Als ich mir das ganze so anschaue und mich daran erinnere, wie schüchtern jeder einzelne von ihnen war, als ich sie kennenlernte, muss ich kurz lachen.. Ihnen ging es damals wie es den meisten Männern heute geht. Frauen machen ihnen Hoffnung, die sie in den siebten Himmel hebt, nur um dann von dort heruntergestoßen zu werden. Frauen spielen mit ihnen, nur um andere Männer zu bekommen. Männer geben Frauen Getränke aus, die sich danach verabschiedeten. Heute passiert meinen Freunden so etwas nicht mehr. Sie kennen jetzt die Spielregeln und spielen das Spiel mit Bravour. Dennoch, keiner von uns würde das Spiel des Flirtens so boshaft – wie diese Frauen – spielen, oder? Was unterscheidet uns heute von den Frauen, denen wir damals auf den Leim gegangen sind?

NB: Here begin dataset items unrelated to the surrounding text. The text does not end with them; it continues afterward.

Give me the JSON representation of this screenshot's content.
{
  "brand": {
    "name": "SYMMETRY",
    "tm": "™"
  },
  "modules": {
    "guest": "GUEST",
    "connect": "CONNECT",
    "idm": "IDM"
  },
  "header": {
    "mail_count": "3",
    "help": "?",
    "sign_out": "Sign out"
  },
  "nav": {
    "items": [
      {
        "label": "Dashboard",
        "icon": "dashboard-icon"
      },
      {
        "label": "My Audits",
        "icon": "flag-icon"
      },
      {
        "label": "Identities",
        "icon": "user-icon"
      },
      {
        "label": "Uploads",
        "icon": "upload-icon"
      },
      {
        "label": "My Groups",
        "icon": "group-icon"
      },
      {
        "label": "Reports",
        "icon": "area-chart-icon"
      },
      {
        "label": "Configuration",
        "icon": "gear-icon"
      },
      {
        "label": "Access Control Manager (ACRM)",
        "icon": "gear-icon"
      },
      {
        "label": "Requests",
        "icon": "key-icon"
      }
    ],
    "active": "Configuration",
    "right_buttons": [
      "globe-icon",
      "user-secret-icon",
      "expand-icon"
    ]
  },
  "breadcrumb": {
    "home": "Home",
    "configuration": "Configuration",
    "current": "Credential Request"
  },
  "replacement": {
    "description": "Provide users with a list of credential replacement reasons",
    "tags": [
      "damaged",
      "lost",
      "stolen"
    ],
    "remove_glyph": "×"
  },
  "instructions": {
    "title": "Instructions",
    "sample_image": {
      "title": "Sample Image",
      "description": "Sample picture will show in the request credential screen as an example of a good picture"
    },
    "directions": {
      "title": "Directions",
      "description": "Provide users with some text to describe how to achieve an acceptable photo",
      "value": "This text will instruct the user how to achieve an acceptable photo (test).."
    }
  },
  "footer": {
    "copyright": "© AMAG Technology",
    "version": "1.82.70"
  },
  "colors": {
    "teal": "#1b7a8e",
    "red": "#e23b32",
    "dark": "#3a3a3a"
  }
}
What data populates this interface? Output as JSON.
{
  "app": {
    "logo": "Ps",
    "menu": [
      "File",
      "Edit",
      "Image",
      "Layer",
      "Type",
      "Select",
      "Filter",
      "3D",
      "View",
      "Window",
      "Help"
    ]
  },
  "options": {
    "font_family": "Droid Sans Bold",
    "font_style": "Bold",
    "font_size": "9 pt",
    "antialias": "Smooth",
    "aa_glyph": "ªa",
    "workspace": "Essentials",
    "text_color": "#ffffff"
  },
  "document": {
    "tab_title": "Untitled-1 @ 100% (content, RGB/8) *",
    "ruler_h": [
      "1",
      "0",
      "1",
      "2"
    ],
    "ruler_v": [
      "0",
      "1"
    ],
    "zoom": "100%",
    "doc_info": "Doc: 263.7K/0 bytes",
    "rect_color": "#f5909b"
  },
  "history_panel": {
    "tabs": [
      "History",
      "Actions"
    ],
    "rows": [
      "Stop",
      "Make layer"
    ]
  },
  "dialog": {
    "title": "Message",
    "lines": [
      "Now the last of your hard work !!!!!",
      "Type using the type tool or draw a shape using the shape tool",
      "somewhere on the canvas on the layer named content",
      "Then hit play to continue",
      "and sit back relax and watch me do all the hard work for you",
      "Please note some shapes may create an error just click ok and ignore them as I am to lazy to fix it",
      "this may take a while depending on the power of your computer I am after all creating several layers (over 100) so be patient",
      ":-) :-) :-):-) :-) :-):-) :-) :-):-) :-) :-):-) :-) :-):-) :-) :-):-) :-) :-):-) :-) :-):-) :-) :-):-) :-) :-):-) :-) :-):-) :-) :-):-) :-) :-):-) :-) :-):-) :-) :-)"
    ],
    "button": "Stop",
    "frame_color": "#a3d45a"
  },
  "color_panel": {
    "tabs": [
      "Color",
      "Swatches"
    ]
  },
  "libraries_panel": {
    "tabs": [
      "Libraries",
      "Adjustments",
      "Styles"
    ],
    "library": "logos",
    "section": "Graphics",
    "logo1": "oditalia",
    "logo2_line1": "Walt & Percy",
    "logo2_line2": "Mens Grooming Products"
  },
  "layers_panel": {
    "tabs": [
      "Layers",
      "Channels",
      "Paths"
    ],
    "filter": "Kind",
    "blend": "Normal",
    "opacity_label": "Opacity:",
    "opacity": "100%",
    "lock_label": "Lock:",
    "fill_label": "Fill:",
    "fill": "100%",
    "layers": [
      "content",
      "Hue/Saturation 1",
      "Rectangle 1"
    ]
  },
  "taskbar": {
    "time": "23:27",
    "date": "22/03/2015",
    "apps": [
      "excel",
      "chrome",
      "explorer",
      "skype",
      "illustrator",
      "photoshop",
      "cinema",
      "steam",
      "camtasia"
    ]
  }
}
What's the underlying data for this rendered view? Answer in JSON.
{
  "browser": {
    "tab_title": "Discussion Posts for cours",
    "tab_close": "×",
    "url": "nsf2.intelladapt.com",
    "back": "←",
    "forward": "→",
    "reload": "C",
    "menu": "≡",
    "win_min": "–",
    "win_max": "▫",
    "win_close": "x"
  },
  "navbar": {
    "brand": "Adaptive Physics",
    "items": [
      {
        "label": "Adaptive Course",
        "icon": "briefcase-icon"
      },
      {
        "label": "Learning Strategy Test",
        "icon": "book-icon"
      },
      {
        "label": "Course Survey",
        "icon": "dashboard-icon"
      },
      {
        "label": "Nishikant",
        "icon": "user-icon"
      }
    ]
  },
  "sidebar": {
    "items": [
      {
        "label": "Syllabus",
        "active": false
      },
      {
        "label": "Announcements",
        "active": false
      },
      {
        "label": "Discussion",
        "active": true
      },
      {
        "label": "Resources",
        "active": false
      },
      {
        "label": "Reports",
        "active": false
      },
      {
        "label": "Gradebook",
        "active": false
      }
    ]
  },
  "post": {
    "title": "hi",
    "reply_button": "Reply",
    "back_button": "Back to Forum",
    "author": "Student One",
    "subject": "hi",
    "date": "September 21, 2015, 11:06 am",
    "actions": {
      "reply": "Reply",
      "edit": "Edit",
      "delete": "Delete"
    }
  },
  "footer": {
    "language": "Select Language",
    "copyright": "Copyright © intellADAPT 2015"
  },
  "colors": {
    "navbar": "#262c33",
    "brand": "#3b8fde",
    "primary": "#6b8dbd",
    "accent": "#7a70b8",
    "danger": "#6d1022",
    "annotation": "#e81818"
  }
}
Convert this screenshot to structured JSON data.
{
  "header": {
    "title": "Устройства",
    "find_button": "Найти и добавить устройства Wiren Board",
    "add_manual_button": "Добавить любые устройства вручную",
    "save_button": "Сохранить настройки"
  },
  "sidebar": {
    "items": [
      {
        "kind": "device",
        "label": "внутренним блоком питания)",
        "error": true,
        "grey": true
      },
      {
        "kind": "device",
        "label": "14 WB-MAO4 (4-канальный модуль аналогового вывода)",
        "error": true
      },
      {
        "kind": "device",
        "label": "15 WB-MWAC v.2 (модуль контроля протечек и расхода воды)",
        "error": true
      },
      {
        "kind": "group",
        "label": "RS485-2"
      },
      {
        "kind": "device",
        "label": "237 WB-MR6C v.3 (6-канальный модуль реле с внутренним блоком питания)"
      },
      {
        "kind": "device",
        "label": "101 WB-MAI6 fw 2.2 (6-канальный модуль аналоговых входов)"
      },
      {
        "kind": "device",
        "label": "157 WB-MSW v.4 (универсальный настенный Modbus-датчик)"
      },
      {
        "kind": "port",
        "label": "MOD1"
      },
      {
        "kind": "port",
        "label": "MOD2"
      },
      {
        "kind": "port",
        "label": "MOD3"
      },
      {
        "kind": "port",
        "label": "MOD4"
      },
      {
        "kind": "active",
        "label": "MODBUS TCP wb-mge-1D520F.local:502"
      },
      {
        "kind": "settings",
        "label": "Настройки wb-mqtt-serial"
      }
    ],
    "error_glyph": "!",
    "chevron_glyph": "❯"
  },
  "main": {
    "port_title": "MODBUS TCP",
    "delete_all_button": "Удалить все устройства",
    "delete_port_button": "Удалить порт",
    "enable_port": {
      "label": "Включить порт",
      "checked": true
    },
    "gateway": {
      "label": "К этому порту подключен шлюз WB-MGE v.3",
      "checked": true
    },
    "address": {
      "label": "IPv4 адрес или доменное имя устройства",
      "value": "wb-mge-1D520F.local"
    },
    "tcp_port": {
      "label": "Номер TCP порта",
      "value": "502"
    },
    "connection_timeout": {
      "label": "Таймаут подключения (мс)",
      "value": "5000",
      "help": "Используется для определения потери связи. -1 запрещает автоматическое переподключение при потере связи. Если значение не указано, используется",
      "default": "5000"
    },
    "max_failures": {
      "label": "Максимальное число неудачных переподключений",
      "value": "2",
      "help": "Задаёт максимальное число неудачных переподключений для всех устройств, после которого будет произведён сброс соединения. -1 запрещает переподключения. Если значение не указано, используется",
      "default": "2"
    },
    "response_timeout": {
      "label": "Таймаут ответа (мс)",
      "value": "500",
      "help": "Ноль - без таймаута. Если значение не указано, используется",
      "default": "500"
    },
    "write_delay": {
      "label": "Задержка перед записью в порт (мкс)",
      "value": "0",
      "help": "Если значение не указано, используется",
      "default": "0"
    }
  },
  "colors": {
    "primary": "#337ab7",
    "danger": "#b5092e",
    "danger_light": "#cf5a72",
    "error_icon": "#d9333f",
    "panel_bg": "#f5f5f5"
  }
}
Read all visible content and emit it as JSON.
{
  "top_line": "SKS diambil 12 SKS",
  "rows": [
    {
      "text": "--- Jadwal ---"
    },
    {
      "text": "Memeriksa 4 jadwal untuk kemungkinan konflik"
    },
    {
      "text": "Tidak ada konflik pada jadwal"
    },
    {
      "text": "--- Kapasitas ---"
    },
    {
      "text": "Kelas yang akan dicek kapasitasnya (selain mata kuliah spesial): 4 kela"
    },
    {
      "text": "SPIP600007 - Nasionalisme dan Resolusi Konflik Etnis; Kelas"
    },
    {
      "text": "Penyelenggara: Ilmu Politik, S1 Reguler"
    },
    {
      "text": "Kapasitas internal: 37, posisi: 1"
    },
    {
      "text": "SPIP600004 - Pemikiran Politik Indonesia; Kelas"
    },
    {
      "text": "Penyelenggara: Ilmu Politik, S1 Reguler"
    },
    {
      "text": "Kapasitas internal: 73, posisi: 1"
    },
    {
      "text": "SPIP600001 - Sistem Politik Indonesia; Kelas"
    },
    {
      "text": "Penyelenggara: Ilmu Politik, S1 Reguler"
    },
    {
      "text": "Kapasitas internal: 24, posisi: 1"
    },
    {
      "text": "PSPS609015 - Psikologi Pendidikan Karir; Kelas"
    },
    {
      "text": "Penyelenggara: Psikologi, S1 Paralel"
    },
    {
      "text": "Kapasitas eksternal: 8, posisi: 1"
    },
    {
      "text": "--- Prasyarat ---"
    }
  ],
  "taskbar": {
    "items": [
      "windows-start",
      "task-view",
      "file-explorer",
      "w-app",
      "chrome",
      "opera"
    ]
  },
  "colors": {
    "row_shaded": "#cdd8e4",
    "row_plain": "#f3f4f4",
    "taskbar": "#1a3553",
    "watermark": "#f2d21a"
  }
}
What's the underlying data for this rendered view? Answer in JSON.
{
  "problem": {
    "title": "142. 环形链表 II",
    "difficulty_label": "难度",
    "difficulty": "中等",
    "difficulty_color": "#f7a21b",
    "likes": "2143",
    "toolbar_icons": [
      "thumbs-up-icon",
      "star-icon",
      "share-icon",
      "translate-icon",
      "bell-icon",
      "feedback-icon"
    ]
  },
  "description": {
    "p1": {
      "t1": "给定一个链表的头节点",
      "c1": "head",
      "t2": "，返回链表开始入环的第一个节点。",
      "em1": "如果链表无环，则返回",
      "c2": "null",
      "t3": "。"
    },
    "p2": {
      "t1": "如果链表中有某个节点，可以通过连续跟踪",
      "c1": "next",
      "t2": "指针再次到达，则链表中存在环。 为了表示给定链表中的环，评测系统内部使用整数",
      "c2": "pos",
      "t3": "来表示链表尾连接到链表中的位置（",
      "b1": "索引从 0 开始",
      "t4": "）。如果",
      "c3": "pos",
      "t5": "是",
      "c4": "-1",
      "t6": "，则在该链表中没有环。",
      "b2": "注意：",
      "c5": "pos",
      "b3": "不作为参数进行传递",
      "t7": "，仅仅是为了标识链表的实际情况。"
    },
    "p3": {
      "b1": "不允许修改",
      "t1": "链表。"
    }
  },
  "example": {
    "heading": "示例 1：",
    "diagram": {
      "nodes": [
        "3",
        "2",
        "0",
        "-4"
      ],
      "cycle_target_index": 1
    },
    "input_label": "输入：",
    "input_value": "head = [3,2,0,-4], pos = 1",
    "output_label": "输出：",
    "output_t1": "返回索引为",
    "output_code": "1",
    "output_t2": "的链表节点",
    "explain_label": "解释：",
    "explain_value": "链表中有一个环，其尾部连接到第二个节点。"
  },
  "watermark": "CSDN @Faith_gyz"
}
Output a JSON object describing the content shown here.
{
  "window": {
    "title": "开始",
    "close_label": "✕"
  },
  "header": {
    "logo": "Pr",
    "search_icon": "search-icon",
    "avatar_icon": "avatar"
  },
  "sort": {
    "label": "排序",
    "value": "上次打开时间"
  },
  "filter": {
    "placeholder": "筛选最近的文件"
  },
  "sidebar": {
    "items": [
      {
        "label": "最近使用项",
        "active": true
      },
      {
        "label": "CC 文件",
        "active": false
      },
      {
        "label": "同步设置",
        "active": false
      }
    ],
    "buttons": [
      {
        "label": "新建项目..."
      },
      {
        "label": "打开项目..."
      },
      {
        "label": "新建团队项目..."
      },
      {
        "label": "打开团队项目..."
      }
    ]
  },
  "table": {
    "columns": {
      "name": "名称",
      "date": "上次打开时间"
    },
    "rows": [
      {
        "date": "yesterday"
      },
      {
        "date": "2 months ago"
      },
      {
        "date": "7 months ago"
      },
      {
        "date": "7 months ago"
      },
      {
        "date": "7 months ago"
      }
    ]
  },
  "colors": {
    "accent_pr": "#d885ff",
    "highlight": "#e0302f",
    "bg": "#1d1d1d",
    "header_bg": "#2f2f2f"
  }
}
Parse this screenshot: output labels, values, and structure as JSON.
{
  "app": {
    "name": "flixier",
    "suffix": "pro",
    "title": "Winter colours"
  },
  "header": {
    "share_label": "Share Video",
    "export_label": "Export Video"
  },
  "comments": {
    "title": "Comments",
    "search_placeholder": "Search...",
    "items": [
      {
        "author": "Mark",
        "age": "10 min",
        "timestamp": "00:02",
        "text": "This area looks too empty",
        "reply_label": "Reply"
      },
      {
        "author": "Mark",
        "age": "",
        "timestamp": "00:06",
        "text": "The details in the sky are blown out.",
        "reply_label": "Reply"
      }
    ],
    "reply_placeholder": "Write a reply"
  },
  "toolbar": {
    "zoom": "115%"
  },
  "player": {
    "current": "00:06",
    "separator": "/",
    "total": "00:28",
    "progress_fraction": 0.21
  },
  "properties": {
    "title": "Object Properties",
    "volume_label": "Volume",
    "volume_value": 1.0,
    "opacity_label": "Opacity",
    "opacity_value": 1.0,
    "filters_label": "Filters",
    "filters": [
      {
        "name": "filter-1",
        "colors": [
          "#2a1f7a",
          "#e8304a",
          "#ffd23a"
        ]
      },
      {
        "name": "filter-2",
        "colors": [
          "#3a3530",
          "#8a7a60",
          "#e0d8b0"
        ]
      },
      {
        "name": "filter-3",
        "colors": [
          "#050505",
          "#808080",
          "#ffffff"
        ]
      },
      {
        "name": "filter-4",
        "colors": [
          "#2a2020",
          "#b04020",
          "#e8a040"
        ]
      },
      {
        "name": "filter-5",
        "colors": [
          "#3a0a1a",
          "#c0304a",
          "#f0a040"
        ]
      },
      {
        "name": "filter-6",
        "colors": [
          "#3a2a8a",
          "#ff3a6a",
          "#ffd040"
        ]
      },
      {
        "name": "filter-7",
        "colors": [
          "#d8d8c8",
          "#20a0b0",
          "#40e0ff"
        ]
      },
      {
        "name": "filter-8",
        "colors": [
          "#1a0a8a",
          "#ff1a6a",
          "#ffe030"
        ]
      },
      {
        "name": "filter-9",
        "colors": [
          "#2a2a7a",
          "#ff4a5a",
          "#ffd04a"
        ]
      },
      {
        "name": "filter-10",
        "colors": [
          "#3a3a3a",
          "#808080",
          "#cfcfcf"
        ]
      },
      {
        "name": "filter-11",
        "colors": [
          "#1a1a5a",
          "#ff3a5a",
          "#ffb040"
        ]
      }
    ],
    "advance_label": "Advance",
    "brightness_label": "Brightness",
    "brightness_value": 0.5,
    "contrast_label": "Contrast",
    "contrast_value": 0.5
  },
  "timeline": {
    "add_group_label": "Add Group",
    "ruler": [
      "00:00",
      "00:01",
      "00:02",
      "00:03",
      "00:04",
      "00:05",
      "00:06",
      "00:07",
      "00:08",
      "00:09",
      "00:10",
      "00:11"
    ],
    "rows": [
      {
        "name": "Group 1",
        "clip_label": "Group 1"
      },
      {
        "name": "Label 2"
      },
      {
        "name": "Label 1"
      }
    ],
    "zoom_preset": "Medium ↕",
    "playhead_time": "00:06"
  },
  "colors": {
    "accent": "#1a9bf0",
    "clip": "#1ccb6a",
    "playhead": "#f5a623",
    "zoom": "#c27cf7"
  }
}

Im Club sprechen wir nicht nur mit Frauen die einem gefallen, sondern mit allen Menschen die sympathisch wirken. Selbst bei Frauen, an denen kein Interesse besteht, behält man seine freche Art bei. Genau das wirkt auf Frauen so anziehend. Manchen machen wir damit bestimmt falsche Hoffnungen.
Dann nämlich, wenn die Frau, die einem gefällt, ihre Freundinnen dabei hat. Man beschäftigt sich mit der Freundin mindestens genauso, wie mit der Frau des Begehrens selbst. Dabei versucht man natürlich möglichst sympathisch und attraktiv zu wirken. Es ist sehr wenig, was das Spiel mit den Freundinnen mit dem Spiel mit der Frau der eigentlichen Begierde, unterscheidet. Annähernd jeden Abend spielen wir mit Frauen im Club ein spezielles Frage und Antwortspiel, das sie nicht gewinnen können. Als Wetteinsatz wird jedes Mal ein Freigetränk für den Gewinner ausgemacht, das man sich dann wie selbstverständlich von ihr ausgeben lässt.

Was also unterscheidet uns noch von diesen Männer fressenden Frauen?
Wir sprechen mit allen Leuten die sympathisch wirken, flirten mit ganzen Frauengruppen – nur mit dem Ziel uns eine davon heraus zu picken – und erschummeln uns obendrein dann auch noch von dieser einen »auserwählten« Freigetränke. Eine Kleinigkeit, die aber von entscheidender Bedeutung ist.

Unsere Beweggründe!

Wir sprechen mit allen Menschen die uns gefallen mit der Motivation, schöne Frauen zu finden und Spaß zu haben. Der Gedanke, verschiedene Mädchen anzusprechen, nur um zu sehen ob wir sie haben könnten, fänden wir unlogisch, unnütz, unmoralisch und einfach nur ziemlich doof. Wir flirten nicht mit Frauen um zu wissen ob wir sie bekommen können. Wir flirten mit Frauen die wir bekommen wollen.
Wir flirten zwar fast genauso mit denn Begleitungen der gewünschten Frau; doch im Gegensatz zu der Auserwählten beschränken wir uns bei der Begleitung auf eine oberflächliche freche Art. Einblicke in unsere Persönlichkeit, tiefgründige Gespräche oder ein Zugeständnis an Zuneigung bekommt nur eine von ihnen. Meiner Meinung nach sind das grundlegende Punkte, die eine Schwärmerei von echter Zuneigung unterscheiden. Keiner von uns lässt sich ein Getränk um des Getränkes willen ausgeben. Das Freigetränkespiel wird meistens auch erst gespielt, wenn wir die Frau schon etwas kennen und sympathisch finden. Es sind Frauen, an denen wir ehrliches Interesse haben, das auch durch einen Drink nicht gemindert wird. Unsere grundsätzliche Einstellung ist, sie besser zu hinterlassen als wir sie vorgefunden haben. Boshaft mit Frauen zu spielen, sie zu manipulieren oder einfach nur scheiße zu behandeln, wäre uns zu wieder. Dass manche Frauen sich schlecht verhalten, ist für uns kein Grund, dasselbe zu tun.
Ich finde mein Jungs spitze, beuge mich zu meiner Indierockerin und frage sie, ob sie nicht ein kleines Spiel um eine Fritz Cola spielen möchte.